Felicia Gomez, assistant superintendent of secondary schools and quality assurance, said she expects the school district to keep on improving.
"We absolutely expect to be an A school district. It’s achievable," she said.
Concerning the district’s two high schools receiving the highest grade rating, Gomez said it is evidence that the school system as a whole is progressing.
"We are feeling excited and encouraged and feeling pretty good right now," she said. "We always say that high school is a culmination from Pre-K all the way through high school and I am pleased that the high school principals acknowledge and appreciate that. That shows that we operate as a school system rather than as a system of schools."
Ken Oertling, principal at Hahnville High School, said the A rating for his school is the culmination of many years of work on behalf of the community as a whole.
"It’s really a reflection of the students, the faculty and staff, the community and the parents," Oertling said. "We’ve really tried to focus on making our school the top school in the state through more rigorous courses and we’ve had the support of our district staff as a vital component of supporting us."
Oertling credits interventionists placed in his school’s ninth grade as a big reason behind the continuing upswing in graduation rates, which factor into school ratings.
"We’re pulling them aside for brief periods of time to provide them with additional instruction for students who are struggling - those at-risk students - and providing them support all day at every period to really target our struggling students and provide those extra interventions," he said.
Hahnville’s ACT score is also on the rise, which will be all the more important this year as all juniors in the school will be required to take the examination as part of the new school performance score evaluations.
"Our composite ACT score is 20.6," Oertling said. "This is the first time we’ve beat the state average of 20.1 or 20.2 and we are shooting to go above the national average."
Oertling said despite the rise in his school’s ranking, there is still more work to be done.
"We are extremely proud of the student body, the faculty and staff and couldn’t be prouder, but we know we have a ways to go," he said.
Stephen Weber, principal at Destrehan High School, said he believes the environment that has been developed in his school has contributed to Destrehan’s progress over the years.
"I always say just walk into the school and watch how the students communicate with each other.

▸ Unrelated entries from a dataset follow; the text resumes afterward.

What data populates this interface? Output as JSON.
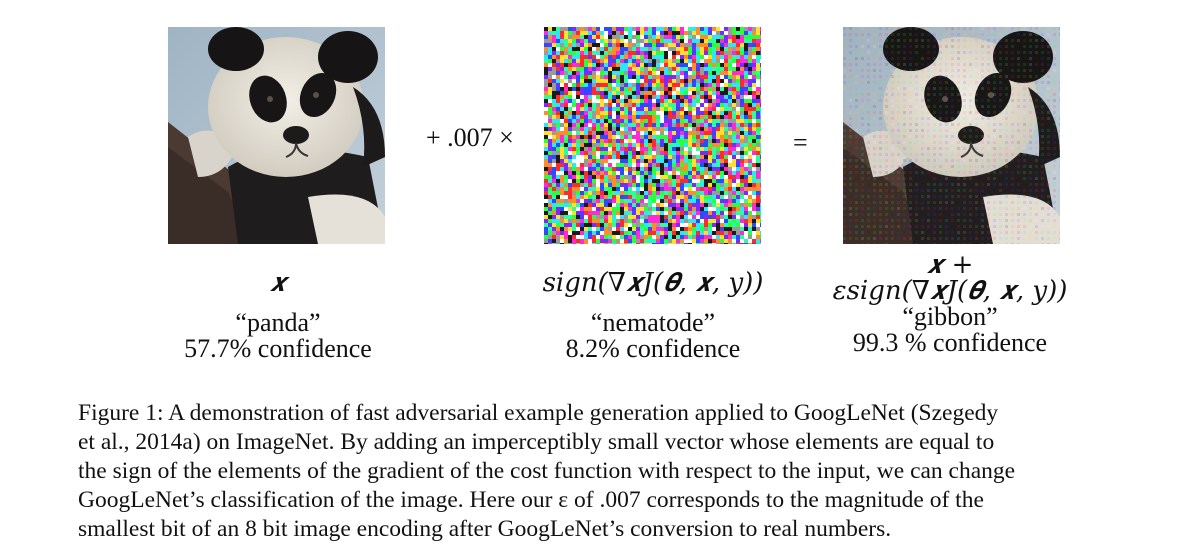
{
  "panels": [
    {
      "id": "original",
      "math": "𝒙",
      "label": "“panda”",
      "confidence": "57.7% confidence"
    },
    {
      "id": "perturbation",
      "math": "sign(∇𝒙J(𝜽, 𝒙, y))",
      "label": "“nematode”",
      "confidence": "8.2% confidence"
    },
    {
      "id": "adversarial",
      "math_line1": "𝒙 +",
      "math_line2": "εsign(∇𝒙J(𝜽, 𝒙, y))",
      "label": "“gibbon”",
      "confidence": "99.3 % confidence"
    }
  ],
  "operators": {
    "plus": "+ .007 ×",
    "equals": "="
  },
  "caption_lines": [
    "Figure 1:  A demonstration of fast adversarial example generation applied to GoogLeNet (Szegedy",
    "et al., 2014a) on ImageNet. By adding an imperceptibly small vector whose elements are equal to",
    "the sign of the elements of the gradient of the cost function with respect to the input, we can change",
    "GoogLeNet’s classification of the image.  Here our ε of .007 corresponds to the magnitude of the",
    "smallest bit of an 8 bit image encoding after GoogLeNet’s conversion to real numbers."
  ]
}
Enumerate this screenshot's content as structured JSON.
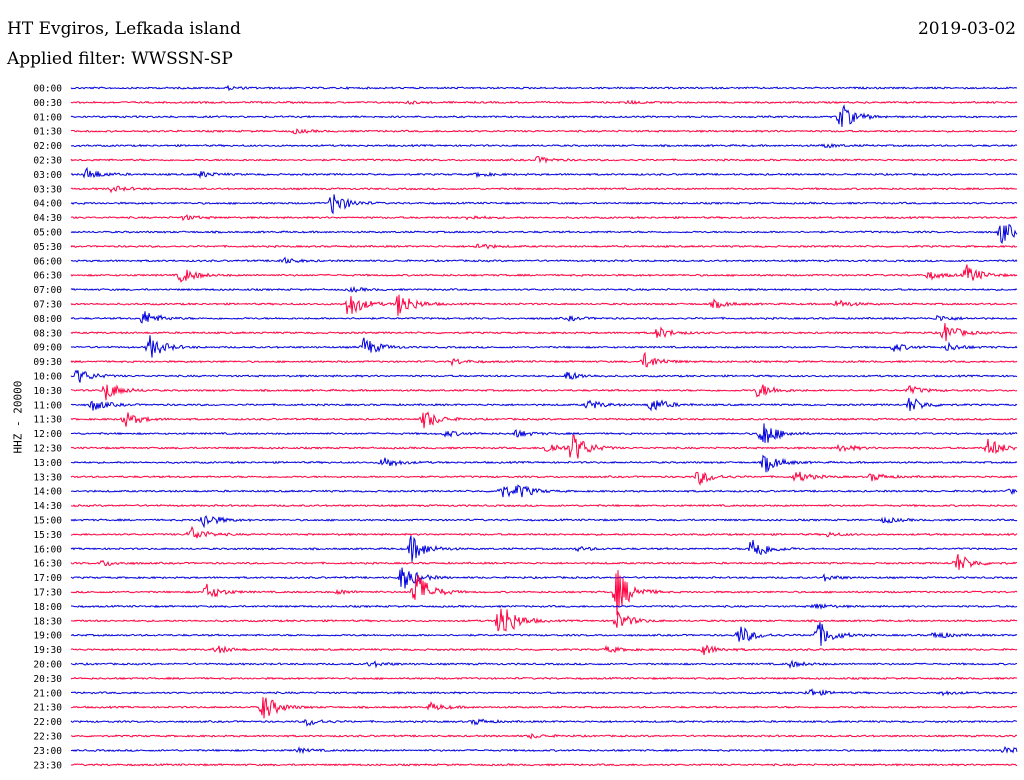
{
  "header": {
    "station": "HT Evgiros, Lefkada island",
    "filter": "Applied filter: WWSSN-SP",
    "date": "2019-03-02",
    "channel_label": "HHZ - 20000"
  },
  "colors": {
    "even_row": "#0000dd",
    "odd_row": "#ff0040"
  },
  "chart_data": {
    "type": "seismogram-helicorder",
    "title": "HT Evgiros, Lefkada island",
    "subtitle": "Applied filter: WWSSN-SP",
    "date": "2019-03-02",
    "ylabel": "HHZ - 20000",
    "rows": [
      "00:00",
      "00:30",
      "01:00",
      "01:30",
      "02:00",
      "02:30",
      "03:00",
      "03:30",
      "04:00",
      "04:30",
      "05:00",
      "05:30",
      "06:00",
      "06:30",
      "07:00",
      "07:30",
      "08:00",
      "08:30",
      "09:00",
      "09:30",
      "10:00",
      "10:30",
      "11:00",
      "11:30",
      "12:00",
      "12:30",
      "13:00",
      "13:30",
      "14:00",
      "14:30",
      "15:00",
      "15:30",
      "16:00",
      "16:30",
      "17:00",
      "17:30",
      "18:00",
      "18:30",
      "19:00",
      "19:30",
      "20:00",
      "20:30",
      "21:00",
      "21:30",
      "22:00",
      "22:30",
      "23:00",
      "23:30"
    ],
    "row_minutes": 30,
    "events": [
      {
        "row": "00:00",
        "min": 5.0,
        "amp": 1.5
      },
      {
        "row": "00:30",
        "min": 17.7,
        "amp": 1.5
      },
      {
        "row": "00:30",
        "min": 10.7,
        "amp": 1.2
      },
      {
        "row": "01:00",
        "min": 24.4,
        "amp": 14
      },
      {
        "row": "01:30",
        "min": 7.1,
        "amp": 2
      },
      {
        "row": "02:00",
        "min": 23.9,
        "amp": 2
      },
      {
        "row": "02:30",
        "min": 14.8,
        "amp": 3
      },
      {
        "row": "03:00",
        "min": 0.5,
        "amp": 6
      },
      {
        "row": "03:00",
        "min": 4.1,
        "amp": 3
      },
      {
        "row": "03:00",
        "min": 12.9,
        "amp": 2
      },
      {
        "row": "03:30",
        "min": 1.3,
        "amp": 3
      },
      {
        "row": "04:00",
        "min": 8.3,
        "amp": 12
      },
      {
        "row": "04:30",
        "min": 3.6,
        "amp": 2.5
      },
      {
        "row": "04:30",
        "min": 12.6,
        "amp": 2
      },
      {
        "row": "05:00",
        "min": 29.5,
        "amp": 12
      },
      {
        "row": "05:30",
        "min": 12.9,
        "amp": 3
      },
      {
        "row": "06:00",
        "min": 6.7,
        "amp": 3
      },
      {
        "row": "06:30",
        "min": 3.5,
        "amp": 8
      },
      {
        "row": "06:30",
        "min": 28.4,
        "amp": 10
      },
      {
        "row": "06:30",
        "min": 27.2,
        "amp": 4
      },
      {
        "row": "07:00",
        "min": 8.9,
        "amp": 2
      },
      {
        "row": "07:30",
        "min": 8.8,
        "amp": 14
      },
      {
        "row": "07:30",
        "min": 10.4,
        "amp": 14
      },
      {
        "row": "07:30",
        "min": 20.4,
        "amp": 4
      },
      {
        "row": "07:30",
        "min": 24.3,
        "amp": 4
      },
      {
        "row": "08:00",
        "min": 2.3,
        "amp": 8
      },
      {
        "row": "08:00",
        "min": 15.8,
        "amp": 2
      },
      {
        "row": "08:00",
        "min": 27.5,
        "amp": 3
      },
      {
        "row": "08:30",
        "min": 18.6,
        "amp": 6
      },
      {
        "row": "08:30",
        "min": 27.7,
        "amp": 10
      },
      {
        "row": "09:00",
        "min": 2.5,
        "amp": 12
      },
      {
        "row": "09:00",
        "min": 9.3,
        "amp": 10
      },
      {
        "row": "09:00",
        "min": 26.1,
        "amp": 4
      },
      {
        "row": "09:00",
        "min": 27.8,
        "amp": 4
      },
      {
        "row": "09:30",
        "min": 18.2,
        "amp": 8
      },
      {
        "row": "09:30",
        "min": 12.1,
        "amp": 3
      },
      {
        "row": "10:00",
        "min": 0.2,
        "amp": 8
      },
      {
        "row": "10:00",
        "min": 15.7,
        "amp": 5
      },
      {
        "row": "10:30",
        "min": 1.1,
        "amp": 10
      },
      {
        "row": "10:30",
        "min": 21.8,
        "amp": 8
      },
      {
        "row": "10:30",
        "min": 26.6,
        "amp": 4
      },
      {
        "row": "11:00",
        "min": 0.7,
        "amp": 6
      },
      {
        "row": "11:00",
        "min": 16.4,
        "amp": 5
      },
      {
        "row": "11:00",
        "min": 18.4,
        "amp": 8
      },
      {
        "row": "11:00",
        "min": 26.6,
        "amp": 8
      },
      {
        "row": "11:30",
        "min": 1.7,
        "amp": 8
      },
      {
        "row": "11:30",
        "min": 11.2,
        "amp": 10
      },
      {
        "row": "12:00",
        "min": 21.9,
        "amp": 16
      },
      {
        "row": "12:00",
        "min": 14.1,
        "amp": 4
      },
      {
        "row": "12:00",
        "min": 11.9,
        "amp": 3
      },
      {
        "row": "12:30",
        "min": 15.9,
        "amp": 16
      },
      {
        "row": "12:30",
        "min": 15.1,
        "amp": 6
      },
      {
        "row": "12:30",
        "min": 29.1,
        "amp": 10
      },
      {
        "row": "12:30",
        "min": 24.4,
        "amp": 4
      },
      {
        "row": "13:00",
        "min": 9.9,
        "amp": 6
      },
      {
        "row": "13:00",
        "min": 22.0,
        "amp": 10
      },
      {
        "row": "13:30",
        "min": 19.9,
        "amp": 8
      },
      {
        "row": "13:30",
        "min": 23.0,
        "amp": 6
      },
      {
        "row": "13:30",
        "min": 25.4,
        "amp": 4
      },
      {
        "row": "14:00",
        "min": 13.6,
        "amp": 8
      },
      {
        "row": "14:00",
        "min": 14.2,
        "amp": 6
      },
      {
        "row": "14:00",
        "min": 29.8,
        "amp": 2
      },
      {
        "row": "15:00",
        "min": 4.2,
        "amp": 8
      },
      {
        "row": "15:00",
        "min": 25.8,
        "amp": 3
      },
      {
        "row": "15:30",
        "min": 3.8,
        "amp": 8
      },
      {
        "row": "15:30",
        "min": 24.0,
        "amp": 2
      },
      {
        "row": "16:00",
        "min": 10.8,
        "amp": 14
      },
      {
        "row": "16:00",
        "min": 21.6,
        "amp": 14
      },
      {
        "row": "16:00",
        "min": 16.1,
        "amp": 2
      },
      {
        "row": "16:30",
        "min": 1.0,
        "amp": 3
      },
      {
        "row": "16:30",
        "min": 28.1,
        "amp": 10
      },
      {
        "row": "17:00",
        "min": 10.5,
        "amp": 14
      },
      {
        "row": "17:00",
        "min": 23.9,
        "amp": 3
      },
      {
        "row": "17:30",
        "min": 10.9,
        "amp": 24
      },
      {
        "row": "17:30",
        "min": 17.3,
        "amp": 24
      },
      {
        "row": "17:30",
        "min": 4.3,
        "amp": 8
      },
      {
        "row": "17:30",
        "min": 8.5,
        "amp": 2
      },
      {
        "row": "18:00",
        "min": 23.6,
        "amp": 3
      },
      {
        "row": "18:30",
        "min": 13.6,
        "amp": 24
      },
      {
        "row": "18:30",
        "min": 17.3,
        "amp": 10
      },
      {
        "row": "19:00",
        "min": 21.2,
        "amp": 10
      },
      {
        "row": "19:00",
        "min": 23.7,
        "amp": 14
      },
      {
        "row": "19:00",
        "min": 27.4,
        "amp": 4
      },
      {
        "row": "19:30",
        "min": 4.6,
        "amp": 4
      },
      {
        "row": "19:30",
        "min": 20.0,
        "amp": 6
      },
      {
        "row": "19:30",
        "min": 17.0,
        "amp": 3
      },
      {
        "row": "20:00",
        "min": 9.5,
        "amp": 3
      },
      {
        "row": "20:00",
        "min": 22.8,
        "amp": 3
      },
      {
        "row": "21:00",
        "min": 23.4,
        "amp": 4
      },
      {
        "row": "21:00",
        "min": 27.6,
        "amp": 2
      },
      {
        "row": "21:30",
        "min": 6.1,
        "amp": 14
      },
      {
        "row": "21:30",
        "min": 11.4,
        "amp": 4
      },
      {
        "row": "22:00",
        "min": 7.5,
        "amp": 4
      },
      {
        "row": "22:00",
        "min": 12.8,
        "amp": 3
      },
      {
        "row": "22:30",
        "min": 14.6,
        "amp": 2
      },
      {
        "row": "23:00",
        "min": 7.2,
        "amp": 2
      },
      {
        "row": "23:00",
        "min": 29.6,
        "amp": 4
      }
    ]
  }
}
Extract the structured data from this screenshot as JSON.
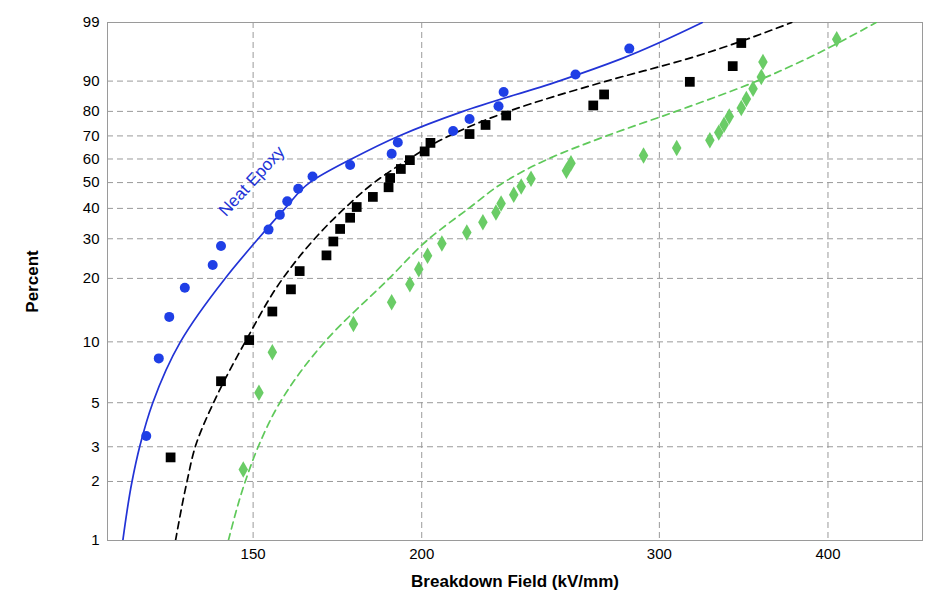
{
  "chart_data": {
    "type": "scatter",
    "x_label": "Breakdown Field (kV/mm)",
    "y_label": "Percent",
    "log": "x",
    "grid": true,
    "xlim": [
      117,
      470
    ],
    "xticks": [
      150,
      200,
      300,
      400
    ],
    "ylim": [
      1,
      99
    ],
    "yticks": [
      1,
      2,
      3,
      5,
      10,
      20,
      30,
      40,
      50,
      60,
      70,
      80,
      90,
      99
    ],
    "series": [
      {
        "name": "Neat Epoxy",
        "type": "line",
        "line_style": "solid",
        "color": "#2233d6",
        "x": [
          120.1,
          122,
          123.6,
          126.4,
          132.5,
          143,
          151.3,
          158.4,
          165.2,
          177.4,
          192.4,
          214.6,
          252.7,
          281,
          322.8
        ],
        "values": [
          1,
          2,
          3,
          5,
          10,
          20,
          30,
          40,
          50,
          60,
          70,
          80,
          90,
          95,
          99
        ]
      },
      {
        "type": "line",
        "line_style": "dashed",
        "color": "#000000",
        "x": [
          131.4,
          134,
          135.9,
          140.2,
          148,
          157.8,
          166.6,
          175.3,
          184.4,
          195.7,
          209.5,
          231.9,
          274.1,
          314.7,
          376
        ],
        "values": [
          1,
          2,
          3,
          5,
          10,
          20,
          30,
          40,
          50,
          60,
          70,
          80,
          90,
          95,
          99
        ]
      },
      {
        "type": "line",
        "line_style": "dashed",
        "color": "#5fc95a",
        "x": [
          143.8,
          148,
          151.3,
          157,
          169.5,
          189.2,
          202.5,
          216.7,
          229.9,
          248.1,
          274.1,
          308.6,
          354.2,
          385.6,
          434.2
        ],
        "values": [
          1,
          2,
          3,
          5,
          10,
          20,
          30,
          40,
          50,
          60,
          70,
          80,
          90,
          95,
          99
        ]
      },
      {
        "type": "scatter",
        "marker": "circle",
        "color": "#1f3fe6",
        "x": [
          125,
          127.7,
          130,
          133.5,
          140,
          142,
          154,
          157,
          159,
          162,
          166,
          177,
          190,
          192,
          211,
          217,
          228,
          230,
          260,
          285
        ],
        "values": [
          3.4,
          8.3,
          13.2,
          18.1,
          23,
          27.9,
          32.8,
          37.7,
          42.6,
          47.5,
          52.5,
          57.4,
          62.3,
          67.2,
          72.1,
          77,
          81.9,
          86.8,
          91.7,
          96.6
        ]
      },
      {
        "type": "scatter",
        "marker": "square",
        "color": "#000000",
        "x": [
          130.3,
          142,
          149,
          155,
          160,
          162.4,
          170,
          172,
          174,
          177,
          179,
          184,
          189,
          189.5,
          193,
          196,
          201,
          203,
          217,
          223,
          231,
          268,
          273,
          316,
          340,
          345
        ],
        "values": [
          2.65,
          6.4,
          10.2,
          14,
          17.8,
          21.6,
          25.4,
          29.2,
          33,
          36.7,
          40.5,
          44.3,
          48.1,
          51.9,
          55.7,
          59.5,
          63.3,
          67,
          70.8,
          74.6,
          78.4,
          82.2,
          86,
          89.8,
          93.6,
          97.3
        ]
      },
      {
        "type": "scatter",
        "marker": "diamond",
        "color": "#6acc66",
        "x": [
          147.5,
          151.5,
          155,
          178,
          190,
          196,
          199,
          202,
          207,
          216,
          222,
          227,
          229,
          234,
          237,
          241,
          256,
          258,
          292,
          309,
          327,
          332,
          335,
          338,
          345,
          348,
          352,
          357,
          358,
          406
        ],
        "values": [
          2.3,
          5.6,
          8.9,
          12.2,
          15.5,
          18.8,
          22,
          25.3,
          28.6,
          31.9,
          35.2,
          38.5,
          41.8,
          45.1,
          48.4,
          51.6,
          54.9,
          58.2,
          61.5,
          64.8,
          68.1,
          71.4,
          74.7,
          78,
          81.3,
          84.5,
          87.8,
          91.1,
          94.4,
          97.7
        ]
      }
    ]
  }
}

You get a good feel of the atmosphere of the school," Weber said. "I am really more happy about how our students get along and handle themselves every day. That is paramount."
He said the attitude his students have about their community naturally leads to better school performance.
"If the performance scores go up, I believe it is because of the attitude of the kids and the attitude of the teachers," Weber said. "The character shown by the kids…we are creating productive citizens. I’m not talking about everyone going to college – I’m talking about class and character. That means so much to me."
Weber summed up the progress the school system has made by applauding the parish as a whole.
"St. Charles Parish has been doing anything and everything possible to try and challenge students and to raise expectations. It’s not just Destrehan High School," Weber said. "From the kindergarten classes to the elementary schools specifically on the East Bank to Hahnville and the middle schools, I think it is a concerted effort on behalf of our parish to at least meet the expectations of what the state is now requiring."